Two basic differences between spaceship combat and 20th century wet navy combat (and therefore challenging attempts at using wet qualifiers in void environment) is the fact that wet navy involve air, undersea, surface environment, with mobility and stealth consideration that differs. Add the abscense of a small ship "killer" package.

The Terran period equivalent to TI canon would be 1880 - 1900, before the airplane, the submarine and while the torpedo was still a unproven "Jeune École" proposition.

Without a small package ship killer weapon, 6g Space "Fighter" are Fast patrol gunboat fitted with a 3 -6 pounder, the aircraft carrier as the main capital ship do not exist and so called carrier are "battle tender for gunboat". Gazelle are Colonial Gunboat with a pair of QF 75-102 mm main guns to handle pirates. (If a Tigress is a Yamato, Scout or Freetrader converted to pirate are the equiv of chinese Junk fitted with a couple of Bbonze muzzle loader). There is not even a submarine near equivalent.

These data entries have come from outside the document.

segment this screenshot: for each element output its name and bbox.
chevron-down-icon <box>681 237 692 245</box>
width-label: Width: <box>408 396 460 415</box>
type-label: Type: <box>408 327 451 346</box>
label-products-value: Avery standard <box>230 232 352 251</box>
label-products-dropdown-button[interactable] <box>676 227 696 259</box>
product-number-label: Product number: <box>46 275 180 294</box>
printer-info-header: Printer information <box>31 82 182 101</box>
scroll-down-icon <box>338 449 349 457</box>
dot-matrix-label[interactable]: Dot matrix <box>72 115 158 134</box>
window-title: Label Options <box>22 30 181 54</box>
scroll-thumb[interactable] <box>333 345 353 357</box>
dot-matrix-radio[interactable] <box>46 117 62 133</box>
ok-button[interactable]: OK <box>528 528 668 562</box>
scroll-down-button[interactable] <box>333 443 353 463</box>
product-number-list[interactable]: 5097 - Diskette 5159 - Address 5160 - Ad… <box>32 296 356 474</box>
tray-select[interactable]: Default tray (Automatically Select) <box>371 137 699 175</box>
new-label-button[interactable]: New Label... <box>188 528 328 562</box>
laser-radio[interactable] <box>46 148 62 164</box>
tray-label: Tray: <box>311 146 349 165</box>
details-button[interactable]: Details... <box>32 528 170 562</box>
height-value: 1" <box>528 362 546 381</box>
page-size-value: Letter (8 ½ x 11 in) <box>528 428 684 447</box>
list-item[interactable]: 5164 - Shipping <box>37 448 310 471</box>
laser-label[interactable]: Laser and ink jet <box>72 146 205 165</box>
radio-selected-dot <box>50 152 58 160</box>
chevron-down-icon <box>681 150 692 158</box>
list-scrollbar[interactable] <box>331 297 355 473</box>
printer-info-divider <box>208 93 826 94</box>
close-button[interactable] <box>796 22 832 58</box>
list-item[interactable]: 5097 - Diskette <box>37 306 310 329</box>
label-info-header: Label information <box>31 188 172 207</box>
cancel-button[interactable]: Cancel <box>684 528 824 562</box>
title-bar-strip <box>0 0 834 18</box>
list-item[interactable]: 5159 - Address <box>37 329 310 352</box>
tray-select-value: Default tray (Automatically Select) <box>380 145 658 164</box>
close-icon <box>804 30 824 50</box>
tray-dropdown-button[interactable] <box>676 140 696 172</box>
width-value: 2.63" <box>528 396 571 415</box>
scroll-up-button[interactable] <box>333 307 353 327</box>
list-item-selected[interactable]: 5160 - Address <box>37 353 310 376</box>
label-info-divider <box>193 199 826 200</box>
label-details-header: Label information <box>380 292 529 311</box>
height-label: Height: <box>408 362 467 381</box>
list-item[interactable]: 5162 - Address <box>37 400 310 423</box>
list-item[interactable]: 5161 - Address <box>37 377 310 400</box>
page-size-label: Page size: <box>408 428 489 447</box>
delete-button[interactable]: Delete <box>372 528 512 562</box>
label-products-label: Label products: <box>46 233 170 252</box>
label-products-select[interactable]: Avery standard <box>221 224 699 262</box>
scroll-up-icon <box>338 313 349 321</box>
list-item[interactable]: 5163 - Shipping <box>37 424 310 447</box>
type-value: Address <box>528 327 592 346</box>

The now obsolete classification of protected (light, heavy)cruiser, armoured cruiser, Scout (introduced RN 1905) based on size/armour/main gun/speed and ocean going sea wortiness (I guess Jump?) to differenciate from coastal forces (SDB?) such as Torpedo boat, TB Destroyer (Before RN E class of 1905, the first really ocean going destroyer) Monitor or "coast defense" battleships seems to match TI better.

have fun

Selandia
 
Some time made itself available

The Trav equiv to a WWII Torpedo Bomber would be 60 G (10 time more than a 6g capital ship) with a 100t missile bay but about 5 hours of range.

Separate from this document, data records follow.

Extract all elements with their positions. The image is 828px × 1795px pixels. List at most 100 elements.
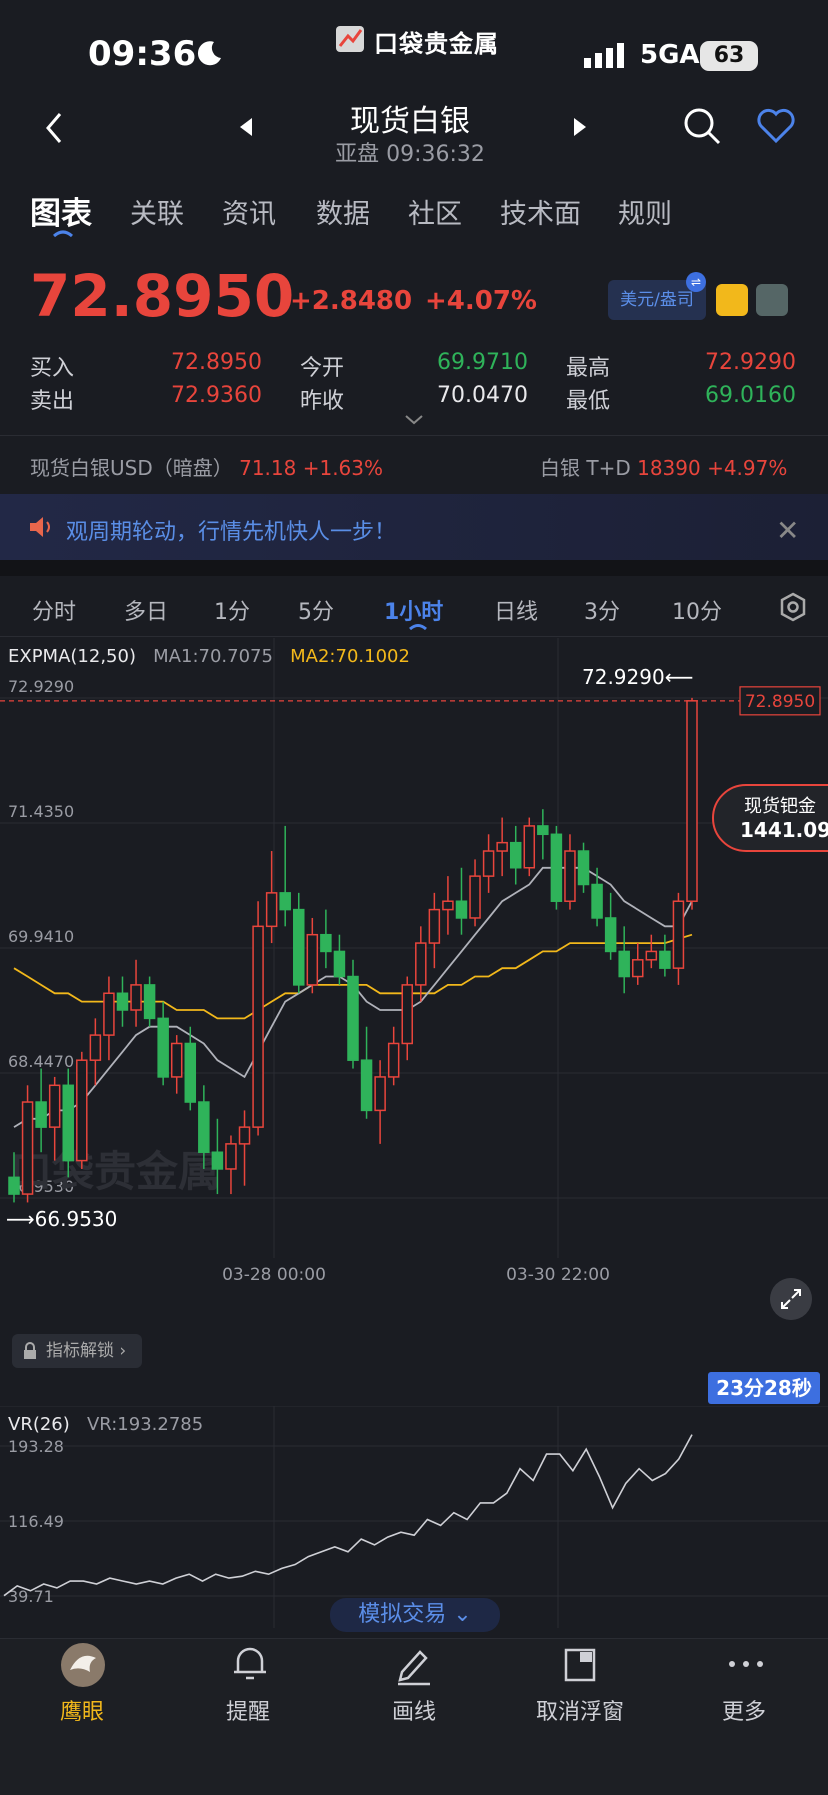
ticker-td[interactable]: 白银 T+D 18390 +4.97% <box>540 452 787 481</box>
float-window-icon[interactable] <box>560 1642 600 1686</box>
last-price: 72.8950 <box>30 262 295 330</box>
back-arrow-icon[interactable] <box>40 108 70 148</box>
refresh-icon[interactable] <box>716 284 748 316</box>
candlestick-chart[interactable]: 72.929071.435069.941068.447066.953003-28… <box>0 638 828 1380</box>
sim-trade-label: 模拟交易 <box>358 1602 447 1627</box>
period-tab-1m[interactable]: 1分 <box>214 594 250 626</box>
candle-body <box>293 908 305 986</box>
ticker-dark-pool[interactable]: 现货白银USD（暗盘） 71.18 +1.63% <box>30 452 383 481</box>
favorite-heart-icon[interactable] <box>756 108 796 144</box>
vr-indicator-chart: 193.28116.4939.71 <box>0 1406 828 1628</box>
nav-cancel-float[interactable]: 取消浮窗 <box>520 1694 640 1726</box>
price-change-percent: +4.07% <box>425 286 537 316</box>
candle-body <box>591 883 603 919</box>
ticker-price: 18390 <box>637 456 701 480</box>
status-bar: 09:36 口袋贵金属 5GA 63 <box>0 0 828 100</box>
y-tick-label: 72.9290 <box>8 677 74 696</box>
y-tick-label: 71.4350 <box>8 802 74 821</box>
candle-body <box>374 1076 386 1112</box>
candle-body <box>360 1059 373 1112</box>
high-value: 72.9290 <box>705 350 796 375</box>
candle-body <box>279 892 291 911</box>
moon-icon <box>197 41 221 66</box>
tab-news[interactable]: 资讯 <box>222 192 276 231</box>
tab-rules[interactable]: 规则 <box>618 192 672 231</box>
period-tab-daily[interactable]: 日线 <box>494 594 538 626</box>
candle-body <box>428 908 441 944</box>
nav-alert[interactable]: 提醒 <box>188 1694 308 1726</box>
candle-body <box>48 1084 61 1128</box>
search-icon[interactable] <box>682 106 722 146</box>
x-tick-label: 03-28 00:00 <box>222 1265 326 1285</box>
page-title: 现货白银 <box>350 104 470 139</box>
more-icon[interactable] <box>724 1642 768 1686</box>
pen-icon[interactable] <box>394 1642 434 1686</box>
previous-instrument-icon[interactable] <box>238 116 254 138</box>
candle-body <box>496 841 508 852</box>
period-tab-5m[interactable]: 5分 <box>298 594 334 626</box>
ask-value: 72.9360 <box>171 383 262 408</box>
fullscreen-icon[interactable] <box>770 1278 812 1320</box>
candle-body <box>116 992 129 1011</box>
period-tab-multiday[interactable]: 多日 <box>124 594 168 626</box>
y-tick-label: 68.4470 <box>8 1052 74 1071</box>
candle-body <box>21 1101 34 1195</box>
candle-body <box>143 984 156 1020</box>
candle-body <box>306 933 319 986</box>
candle-body <box>238 1126 251 1145</box>
candle-body <box>659 950 671 969</box>
section-separator <box>0 560 828 576</box>
candle-body <box>442 900 454 911</box>
banner-text: 观周期轮动，行情先机快人一步！ <box>66 520 397 545</box>
bid-label: 买入 <box>30 356 75 381</box>
candle-body <box>618 950 630 978</box>
candle-body <box>564 850 576 902</box>
tab-chart[interactable]: 图表 <box>30 188 92 233</box>
tab-technical[interactable]: 技术面 <box>500 192 581 231</box>
candle-body <box>523 825 536 869</box>
nav-draw[interactable]: 画线 <box>354 1694 474 1726</box>
high-marker: 72.9290⟵ <box>582 665 693 689</box>
candle-body <box>482 850 495 877</box>
speaker-icon <box>30 517 50 537</box>
ask-label: 卖出 <box>30 389 75 414</box>
bar-countdown: 23分28秒 <box>708 1372 820 1404</box>
eagle-eye-icon[interactable] <box>60 1642 106 1688</box>
candle-body <box>130 984 142 1011</box>
candle-body <box>35 1101 47 1128</box>
period-tab-3m[interactable]: 3分 <box>584 594 620 626</box>
period-tab-10m[interactable]: 10分 <box>672 594 722 626</box>
tab-community[interactable]: 社区 <box>408 192 462 231</box>
tab-related[interactable]: 关联 <box>130 192 184 231</box>
candle-body <box>198 1101 210 1153</box>
unlock-label: 指标解锁 <box>46 1341 114 1361</box>
ticker-pct: +4.97% <box>707 456 788 480</box>
candle-body <box>577 850 590 886</box>
nav-eagle-eye[interactable]: 鹰眼 <box>22 1694 142 1726</box>
nav-more[interactable]: 更多 <box>684 1694 804 1726</box>
chevron-down-icon[interactable] <box>404 414 424 426</box>
ticker-price: 71.18 <box>239 456 297 480</box>
low-label: 最低 <box>566 389 611 414</box>
prev-close-value: 70.0470 <box>437 383 528 408</box>
candle-body <box>170 1042 183 1078</box>
ticker-name: 现货白银USD（暗盘） <box>30 456 233 480</box>
candle-body <box>672 900 685 969</box>
calculator-icon[interactable] <box>756 284 788 316</box>
next-instrument-icon[interactable] <box>572 116 588 138</box>
candle-body <box>252 925 264 1128</box>
vr-y-tick-label: 116.49 <box>8 1512 64 1531</box>
candle-body <box>265 892 278 928</box>
bell-icon[interactable] <box>230 1642 270 1686</box>
candle-body <box>415 942 427 986</box>
candle-body <box>89 1034 102 1061</box>
candle-body <box>509 841 522 869</box>
candle-body <box>103 992 115 1036</box>
low-marker: ⟶66.9530 <box>6 1207 117 1231</box>
tab-data[interactable]: 数据 <box>316 192 370 231</box>
close-icon[interactable]: ✕ <box>776 514 799 547</box>
candle-body <box>455 900 468 919</box>
settings-icon[interactable] <box>778 592 808 622</box>
simulated-trade-button[interactable]: 模拟交易 ⌄ <box>330 1598 500 1632</box>
period-tab-intraday[interactable]: 分时 <box>32 594 76 626</box>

The sub will require the design of a whole new understanding of stealth in space combat (intra system jump to within short range of target?)

In the Russo-Japanise war, the mine was a major ship killer (two japanese and one russian BB sunk and one Rus damaged, as opposed to 1 sunk 1 damaged by japanese torpedo boats) I do not believe that Trav have an equiv in orbital Fortification to underwater mine field.

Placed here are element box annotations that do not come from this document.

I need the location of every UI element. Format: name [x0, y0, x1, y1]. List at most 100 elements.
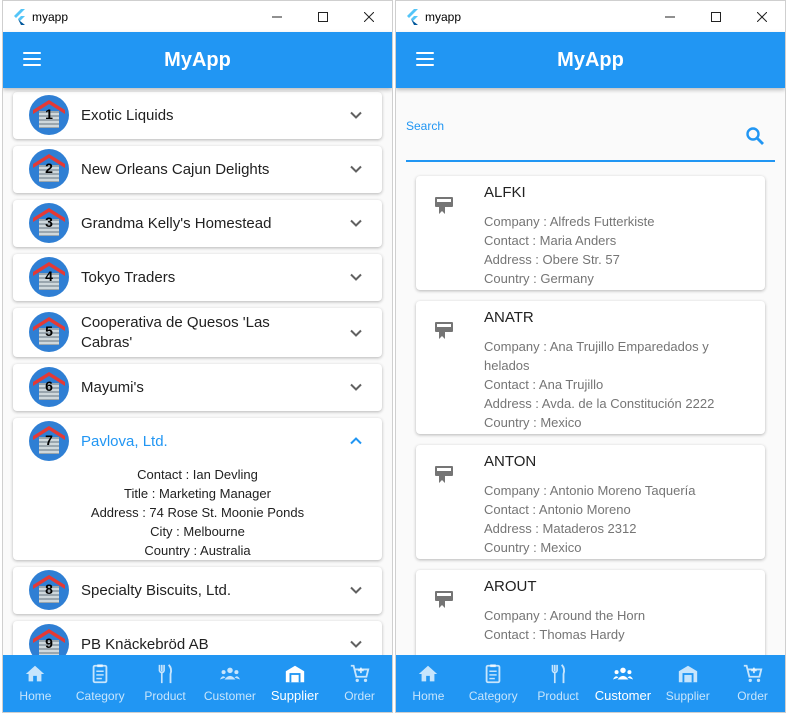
order-icon [743, 664, 762, 683]
customer-icon [219, 667, 240, 680]
chevron-down-icon[interactable] [350, 109, 362, 121]
nav-customer[interactable]: Customer [590, 655, 655, 712]
close-button[interactable] [739, 1, 785, 32]
product-icon [551, 664, 566, 684]
title-bar: myapp [3, 1, 392, 32]
supplier-card[interactable]: 1 Exotic Liquids [13, 92, 382, 139]
chevron-down-icon[interactable] [350, 217, 362, 229]
supplier-name: New Orleans Cajun Delights [81, 161, 270, 178]
window-title: myapp [32, 9, 69, 24]
customer-id: ANTON [484, 453, 537, 470]
customer-card-icon [435, 591, 453, 608]
chevron-down-icon[interactable] [350, 327, 362, 339]
nav-order[interactable]: Order [720, 655, 785, 712]
nav-home[interactable]: Home [3, 655, 68, 712]
minimize-icon [665, 16, 675, 17]
minimize-button[interactable] [254, 1, 300, 32]
supplier-name: Cooperativa de Quesos 'Las Cabras' [81, 314, 270, 351]
supplier-avatar: 2 [29, 149, 69, 189]
nav-product[interactable]: Product [526, 655, 591, 712]
app-bar: MyApp [3, 32, 392, 88]
maximize-button[interactable] [693, 1, 739, 32]
close-button[interactable] [346, 1, 392, 32]
customer-window: myapp MyApp Search ALFKI Company : Alfre… [395, 0, 786, 713]
search-underline [406, 160, 775, 162]
customer-card-icon [435, 466, 453, 483]
chevron-down-icon[interactable] [350, 271, 362, 283]
supplier-name: Grandma Kelly's Homestead [81, 215, 272, 232]
home-icon [419, 665, 438, 682]
nav-product[interactable]: Product [133, 655, 198, 712]
supplier-card[interactable]: 4 Tokyo Traders [13, 254, 382, 301]
nav-supplier[interactable]: Supplier [262, 655, 327, 712]
supplier-avatar: 9 [29, 624, 69, 655]
supplier-card[interactable]: 2 New Orleans Cajun Delights [13, 146, 382, 193]
supplier-avatar: 1 [29, 95, 69, 135]
supplier-icon [678, 665, 697, 683]
customer-card[interactable]: ANTON Company : Antonio Moreno Taquería C… [416, 445, 765, 559]
customer-id: ALFKI [484, 184, 526, 201]
customer-card-icon [435, 197, 453, 214]
hamburger-menu-icon[interactable] [23, 52, 41, 66]
close-icon [364, 11, 374, 22]
supplier-list[interactable]: 1 Exotic Liquids 2 New Orleans Cajun Del… [3, 88, 392, 655]
app-title: MyApp [557, 48, 624, 71]
app-title: MyApp [164, 48, 231, 71]
customer-card-icon [435, 322, 453, 339]
home-icon [26, 665, 45, 682]
supplier-card[interactable]: 3 Grandma Kelly's Homestead [13, 200, 382, 247]
customer-details: Company : Antonio Moreno Taquería Contact… [484, 483, 696, 555]
search-label: Search [406, 119, 445, 133]
customer-details: Company : Alfreds Futterkiste Contact : M… [484, 214, 655, 286]
supplier-window: myapp MyApp 1 Exotic Liquids 2 New Orlea… [2, 0, 393, 713]
product-icon [158, 664, 173, 684]
chevron-down-icon[interactable] [350, 638, 362, 650]
customer-content: Search ALFKI Company : Alfreds Futterkis… [396, 88, 785, 655]
customer-card[interactable]: ANATR Company : Ana Trujillo Emparedados… [416, 301, 765, 434]
chevron-down-icon[interactable] [350, 381, 362, 393]
search-input[interactable] [406, 134, 736, 158]
nav-home[interactable]: Home [396, 655, 461, 712]
minimize-icon [272, 16, 282, 17]
supplier-avatar: 6 [29, 367, 69, 407]
customer-details: Company : Ana Trujillo Emparedados y hel… [484, 339, 715, 430]
maximize-icon [711, 11, 721, 22]
search-icon[interactable] [745, 126, 765, 146]
detail-city: City : Melbourne [150, 524, 245, 539]
category-icon [92, 664, 108, 684]
detail-country: Country : Australia [144, 543, 251, 558]
supplier-card-expanded[interactable]: 7 Pavlova, Ltd. Contact : Ian Devling Ti… [13, 418, 382, 560]
supplier-name: PB Knäckebröd AB [81, 636, 209, 653]
minimize-button[interactable] [647, 1, 693, 32]
supplier-name: Specialty Biscuits, Ltd. [81, 582, 232, 599]
supplier-card[interactable]: 6 Mayumi's [13, 364, 382, 411]
nav-order[interactable]: Order [327, 655, 392, 712]
supplier-avatar: 4 [29, 257, 69, 297]
supplier-card[interactable]: 9 PB Knäckebröd AB [13, 621, 382, 655]
supplier-name: Mayumi's [81, 379, 144, 396]
detail-address: Address : 74 Rose St. Moonie Ponds [90, 505, 305, 520]
chevron-down-icon[interactable] [350, 163, 362, 175]
supplier-name: Pavlova, Ltd. [81, 433, 168, 450]
chevron-up-icon[interactable] [350, 435, 362, 447]
nav-supplier[interactable]: Supplier [655, 655, 720, 712]
bottom-navigation: Home Category Product Customer Supplier … [396, 655, 785, 712]
supplier-details: Contact : Ian Devling Title : Marketing … [13, 465, 382, 560]
customer-id: ANATR [484, 309, 534, 326]
detail-title: Title : Marketing Manager [124, 486, 271, 501]
customer-card[interactable]: AROUT Company : Around the Horn Contact :… [416, 570, 765, 655]
maximize-button[interactable] [300, 1, 346, 32]
customer-details: Company : Around the Horn Contact : Thoma… [484, 608, 646, 642]
chevron-down-icon[interactable] [350, 584, 362, 596]
customer-card[interactable]: ALFKI Company : Alfreds Futterkiste Conta… [416, 176, 765, 290]
nav-customer[interactable]: Customer [197, 655, 262, 712]
supplier-avatar: 3 [29, 203, 69, 243]
nav-category[interactable]: Category [68, 655, 133, 712]
supplier-card[interactable]: 5 Cooperativa de Quesos 'Las Cabras' [13, 308, 382, 357]
window-title: myapp [425, 9, 462, 24]
nav-category[interactable]: Category [461, 655, 526, 712]
customer-id: AROUT [484, 578, 537, 595]
supplier-card[interactable]: 8 Specialty Biscuits, Ltd. [13, 567, 382, 614]
hamburger-menu-icon[interactable] [416, 52, 434, 66]
supplier-icon [285, 665, 304, 683]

Needless to says, as often pointed, the strategic equiv to WT (comunicating between system) is absent.

Unless you want to redesign the whole combat ans ship building system, the wet reference is late XIX century


have fun

Selandia
 
In CT HG2 it says:
However, the advantages to a fleet which has not yet been detected by the
enemy are immense. Suppose, for instance, that a fleet were to jump into a system
with its black globes on and its velocity set upon a predetermined course. It could
drift unseen past any defending fleet and drop its screens a t a preplanned moment,
to bombard a planet or to engage enemy fleets by surprise. Further tactical possibilities
are left to the imaginations of the referee and players.
MT Ref's book also says this:
However, the advantages to a fleet which has not yet been
detected by the enemy are immense Suppose, for instance,
that a fleet were to jump into a system with its black globes
on and its velocity set upon a predetermined course. It could
drift unseen past any defending fleet and drop its screens at
a preplanned moment to bombard a planet or to engage enemy
fleets by surprise.
Further tactical possibilities are left to the imaginations of
the referee and players.
There is a MT reference to this tactic in a Challenge article - Project Blackheart or something like that (this is from memory - my Challenge magazines are in the loft at the moment).